Breite internationale Unterstützung für höhere Standards

Physio Deutschland hat gemeinsam mit allen europäischen Physiotherapieverbänden eine Stellungnahme gezeichnet, die sich klar gegen die Einführung der vorgeschlagenen Form von CTF richtet. Die Verbände fordern stattdessen eine Anhebung der Ausbildungsstandards auf EQF-6-Niveau in allen Ländern, bevor über einen gemeinsamen Rahmen gesprochen wird. Zudem soll eine detaillierte Analyse der bestehenden Ausbildungsprogramme und der notwendigen Kompensationsmaßnahmen erfolgen. Mehr als 40 Organisationen aus Europa und angrenzenden Ländern unterstützen diese Position – darunter Verbände aus Irland, Italien, Schweden, Österreich, Schweiz, Griechenland und vielen weiteren Staaten. Die gemeinsame Botschaft: Qualität und Patient*innensicherheit dürfen nicht auf Kosten einer qualitativen Patient*innenversorgung geopfert werden.

   

Engagement in Deutschland

Physio Deutschland hat sich mit offenen Briefen an die Bundesgesundheitsministerin und die Vorsitzende der Gesundheitsministerkonferenz der Bundesländer gewandt. Der Verband fordert eine vollständige hochschulische Ausbildung, um die Anerkennungsverfahren zu vereinfachen und dem Fachkräftemangel entgegenzuwirken.

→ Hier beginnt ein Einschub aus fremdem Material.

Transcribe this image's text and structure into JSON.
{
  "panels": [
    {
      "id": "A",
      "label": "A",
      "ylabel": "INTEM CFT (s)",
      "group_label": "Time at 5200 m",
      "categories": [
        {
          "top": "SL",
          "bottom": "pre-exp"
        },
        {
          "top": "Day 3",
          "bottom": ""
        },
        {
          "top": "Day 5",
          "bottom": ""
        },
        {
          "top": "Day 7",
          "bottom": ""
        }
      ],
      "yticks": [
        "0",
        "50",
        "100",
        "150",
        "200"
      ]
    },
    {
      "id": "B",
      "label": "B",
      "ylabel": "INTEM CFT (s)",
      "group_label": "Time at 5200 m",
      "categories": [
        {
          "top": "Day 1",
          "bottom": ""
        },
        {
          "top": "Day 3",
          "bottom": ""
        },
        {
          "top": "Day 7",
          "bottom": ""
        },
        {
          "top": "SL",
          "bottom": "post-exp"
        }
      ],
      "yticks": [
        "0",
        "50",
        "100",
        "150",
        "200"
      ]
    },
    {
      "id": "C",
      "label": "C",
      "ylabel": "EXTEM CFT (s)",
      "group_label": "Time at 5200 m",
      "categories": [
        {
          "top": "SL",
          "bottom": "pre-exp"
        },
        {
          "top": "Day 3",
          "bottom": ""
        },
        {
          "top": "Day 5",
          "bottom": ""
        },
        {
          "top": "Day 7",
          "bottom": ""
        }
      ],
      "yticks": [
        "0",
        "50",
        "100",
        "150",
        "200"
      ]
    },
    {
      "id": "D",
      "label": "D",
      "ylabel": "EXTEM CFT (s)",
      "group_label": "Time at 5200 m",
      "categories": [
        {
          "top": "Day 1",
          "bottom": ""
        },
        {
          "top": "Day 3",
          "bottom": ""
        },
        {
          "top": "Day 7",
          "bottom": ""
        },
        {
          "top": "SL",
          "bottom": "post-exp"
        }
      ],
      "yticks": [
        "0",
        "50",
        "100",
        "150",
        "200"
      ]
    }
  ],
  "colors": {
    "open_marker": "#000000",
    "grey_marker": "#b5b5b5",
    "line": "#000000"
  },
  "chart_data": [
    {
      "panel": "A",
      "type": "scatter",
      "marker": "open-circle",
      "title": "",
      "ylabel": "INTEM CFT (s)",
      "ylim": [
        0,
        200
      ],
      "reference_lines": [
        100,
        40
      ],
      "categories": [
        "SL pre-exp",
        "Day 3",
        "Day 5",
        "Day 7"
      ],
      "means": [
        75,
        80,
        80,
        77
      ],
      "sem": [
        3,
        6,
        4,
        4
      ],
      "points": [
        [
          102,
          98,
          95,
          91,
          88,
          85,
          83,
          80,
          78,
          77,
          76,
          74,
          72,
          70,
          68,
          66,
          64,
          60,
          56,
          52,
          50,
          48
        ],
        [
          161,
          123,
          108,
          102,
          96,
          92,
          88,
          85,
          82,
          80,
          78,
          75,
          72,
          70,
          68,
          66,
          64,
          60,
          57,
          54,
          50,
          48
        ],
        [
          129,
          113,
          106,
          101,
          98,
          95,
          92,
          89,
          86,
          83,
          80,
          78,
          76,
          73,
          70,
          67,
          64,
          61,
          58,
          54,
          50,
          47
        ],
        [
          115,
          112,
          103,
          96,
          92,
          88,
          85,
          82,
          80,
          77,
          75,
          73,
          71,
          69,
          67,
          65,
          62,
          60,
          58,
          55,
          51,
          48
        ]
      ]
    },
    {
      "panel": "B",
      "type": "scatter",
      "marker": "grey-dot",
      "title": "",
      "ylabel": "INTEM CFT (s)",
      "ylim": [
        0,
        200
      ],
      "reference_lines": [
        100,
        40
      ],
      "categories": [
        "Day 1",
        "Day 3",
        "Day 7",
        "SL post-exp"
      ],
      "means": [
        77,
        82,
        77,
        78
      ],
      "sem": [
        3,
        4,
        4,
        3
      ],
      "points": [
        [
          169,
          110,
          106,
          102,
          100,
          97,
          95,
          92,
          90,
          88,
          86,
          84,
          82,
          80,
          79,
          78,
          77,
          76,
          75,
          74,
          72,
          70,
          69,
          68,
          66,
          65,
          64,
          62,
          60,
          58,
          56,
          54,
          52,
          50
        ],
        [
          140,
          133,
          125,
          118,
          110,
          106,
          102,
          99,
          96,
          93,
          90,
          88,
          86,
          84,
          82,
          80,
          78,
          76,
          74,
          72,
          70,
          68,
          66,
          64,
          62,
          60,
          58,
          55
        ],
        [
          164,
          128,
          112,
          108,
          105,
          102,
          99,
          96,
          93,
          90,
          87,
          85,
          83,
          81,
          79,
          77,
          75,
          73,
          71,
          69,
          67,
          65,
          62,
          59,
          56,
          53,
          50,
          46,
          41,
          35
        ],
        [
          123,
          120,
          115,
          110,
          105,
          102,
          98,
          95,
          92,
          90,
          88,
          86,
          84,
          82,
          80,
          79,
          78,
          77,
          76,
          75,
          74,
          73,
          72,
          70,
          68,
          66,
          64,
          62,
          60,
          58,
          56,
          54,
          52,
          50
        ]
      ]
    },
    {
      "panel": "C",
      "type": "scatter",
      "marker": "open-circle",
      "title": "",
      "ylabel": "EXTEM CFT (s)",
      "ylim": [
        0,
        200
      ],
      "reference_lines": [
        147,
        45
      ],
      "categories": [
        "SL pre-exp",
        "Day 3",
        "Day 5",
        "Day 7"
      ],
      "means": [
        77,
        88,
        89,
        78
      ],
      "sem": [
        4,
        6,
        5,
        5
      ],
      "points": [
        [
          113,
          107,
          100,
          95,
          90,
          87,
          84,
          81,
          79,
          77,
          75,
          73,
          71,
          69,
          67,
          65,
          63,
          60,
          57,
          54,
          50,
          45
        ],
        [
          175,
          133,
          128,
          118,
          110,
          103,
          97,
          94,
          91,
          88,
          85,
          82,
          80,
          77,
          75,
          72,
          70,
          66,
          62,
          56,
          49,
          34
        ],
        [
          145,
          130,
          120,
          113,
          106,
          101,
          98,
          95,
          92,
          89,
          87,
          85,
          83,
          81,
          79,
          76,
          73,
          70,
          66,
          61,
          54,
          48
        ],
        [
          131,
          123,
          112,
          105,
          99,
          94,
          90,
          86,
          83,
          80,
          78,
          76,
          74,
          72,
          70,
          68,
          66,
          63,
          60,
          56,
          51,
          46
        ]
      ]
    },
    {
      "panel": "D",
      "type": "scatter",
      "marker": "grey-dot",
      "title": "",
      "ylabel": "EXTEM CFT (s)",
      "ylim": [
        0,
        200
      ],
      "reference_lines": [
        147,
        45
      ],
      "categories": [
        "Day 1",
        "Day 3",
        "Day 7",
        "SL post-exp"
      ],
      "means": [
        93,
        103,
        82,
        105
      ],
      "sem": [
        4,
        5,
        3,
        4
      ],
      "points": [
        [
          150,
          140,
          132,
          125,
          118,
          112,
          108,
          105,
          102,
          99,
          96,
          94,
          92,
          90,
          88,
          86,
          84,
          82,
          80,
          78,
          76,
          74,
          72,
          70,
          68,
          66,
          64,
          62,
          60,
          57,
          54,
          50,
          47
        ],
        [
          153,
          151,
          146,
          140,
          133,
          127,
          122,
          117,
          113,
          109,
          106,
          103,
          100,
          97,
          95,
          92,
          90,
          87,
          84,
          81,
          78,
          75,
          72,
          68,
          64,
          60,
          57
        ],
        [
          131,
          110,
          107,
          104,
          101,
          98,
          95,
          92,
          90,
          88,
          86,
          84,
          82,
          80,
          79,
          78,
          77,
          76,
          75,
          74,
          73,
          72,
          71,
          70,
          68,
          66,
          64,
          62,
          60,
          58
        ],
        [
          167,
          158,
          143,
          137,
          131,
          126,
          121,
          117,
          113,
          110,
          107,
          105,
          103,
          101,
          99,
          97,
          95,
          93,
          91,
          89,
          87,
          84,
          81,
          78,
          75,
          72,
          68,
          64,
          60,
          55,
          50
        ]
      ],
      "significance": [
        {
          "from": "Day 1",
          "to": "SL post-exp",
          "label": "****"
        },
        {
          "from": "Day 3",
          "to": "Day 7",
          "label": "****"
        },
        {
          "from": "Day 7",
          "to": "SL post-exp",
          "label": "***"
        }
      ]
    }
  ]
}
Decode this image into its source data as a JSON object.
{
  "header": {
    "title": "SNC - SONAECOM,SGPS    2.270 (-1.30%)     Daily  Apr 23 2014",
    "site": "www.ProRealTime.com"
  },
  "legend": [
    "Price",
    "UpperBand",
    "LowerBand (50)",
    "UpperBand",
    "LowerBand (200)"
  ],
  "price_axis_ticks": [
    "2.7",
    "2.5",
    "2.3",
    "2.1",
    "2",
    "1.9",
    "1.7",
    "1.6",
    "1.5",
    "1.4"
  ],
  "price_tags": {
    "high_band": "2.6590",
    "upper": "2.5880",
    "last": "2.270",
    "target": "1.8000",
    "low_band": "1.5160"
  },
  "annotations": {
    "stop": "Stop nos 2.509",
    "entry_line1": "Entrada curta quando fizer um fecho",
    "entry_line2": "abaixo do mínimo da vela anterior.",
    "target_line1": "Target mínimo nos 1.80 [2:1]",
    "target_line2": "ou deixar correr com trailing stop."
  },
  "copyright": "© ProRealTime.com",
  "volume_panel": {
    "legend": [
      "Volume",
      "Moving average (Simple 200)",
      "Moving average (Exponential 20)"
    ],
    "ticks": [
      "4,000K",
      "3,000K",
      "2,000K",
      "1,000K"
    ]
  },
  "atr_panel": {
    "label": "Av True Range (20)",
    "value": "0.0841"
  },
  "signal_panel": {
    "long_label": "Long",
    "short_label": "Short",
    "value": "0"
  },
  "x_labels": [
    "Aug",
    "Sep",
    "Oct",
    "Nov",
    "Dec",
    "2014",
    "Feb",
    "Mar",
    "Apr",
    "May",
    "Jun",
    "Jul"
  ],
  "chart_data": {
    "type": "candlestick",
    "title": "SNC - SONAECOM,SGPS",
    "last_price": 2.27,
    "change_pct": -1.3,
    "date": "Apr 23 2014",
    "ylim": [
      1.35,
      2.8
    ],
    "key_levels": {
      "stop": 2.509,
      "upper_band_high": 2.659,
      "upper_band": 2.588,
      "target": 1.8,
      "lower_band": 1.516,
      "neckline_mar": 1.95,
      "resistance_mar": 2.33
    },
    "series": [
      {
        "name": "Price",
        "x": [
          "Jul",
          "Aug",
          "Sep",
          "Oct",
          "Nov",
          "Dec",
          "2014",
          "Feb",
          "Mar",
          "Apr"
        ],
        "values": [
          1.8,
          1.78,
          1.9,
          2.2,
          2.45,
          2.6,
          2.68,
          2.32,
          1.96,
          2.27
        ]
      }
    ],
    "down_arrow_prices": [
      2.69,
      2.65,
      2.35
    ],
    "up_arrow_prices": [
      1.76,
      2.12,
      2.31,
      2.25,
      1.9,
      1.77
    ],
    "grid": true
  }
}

Damit Deutschland den Anschluss an die europäischen Standards nicht verliert, bietet Physio Deutschland an, gemeinsam mit den zuständigen Behörden an der Umsetzung einer Ausbildung auf EQF-6-Niveau im Rahmen eines zehn- bis 15-jährigen Transformationsprozesses mitzuwirken.

   

Deutschland hat im internationalen Vergleich einiges aufzuholen. Das geht nur, wenn die physiotherapeutische Ausbildung vollständig auf Hochschulniveau erfolgt.
Dr. Minettchen Herchenröder
Generalsekretärin von Physio Deutschland

    

Nächste Schritte auf europäischer Ebene

Die ER-WPT signalisiert Gesprächsbereitschaft gegenüber der EU-Kommission, knüpft diese aber an klare und konkrete Bedingungen: eine vertiefte Analyse der Ausbildungsinhalte und -dauer sowie eine umfassende Untersuchung der Kompensationsmaßnahmen in den Mitgliedstaaten. Erst wenn diese Grundlagen geschaffen sind, kann über einen gemeinsamen Ausbildungsrahmen gesprochen werden.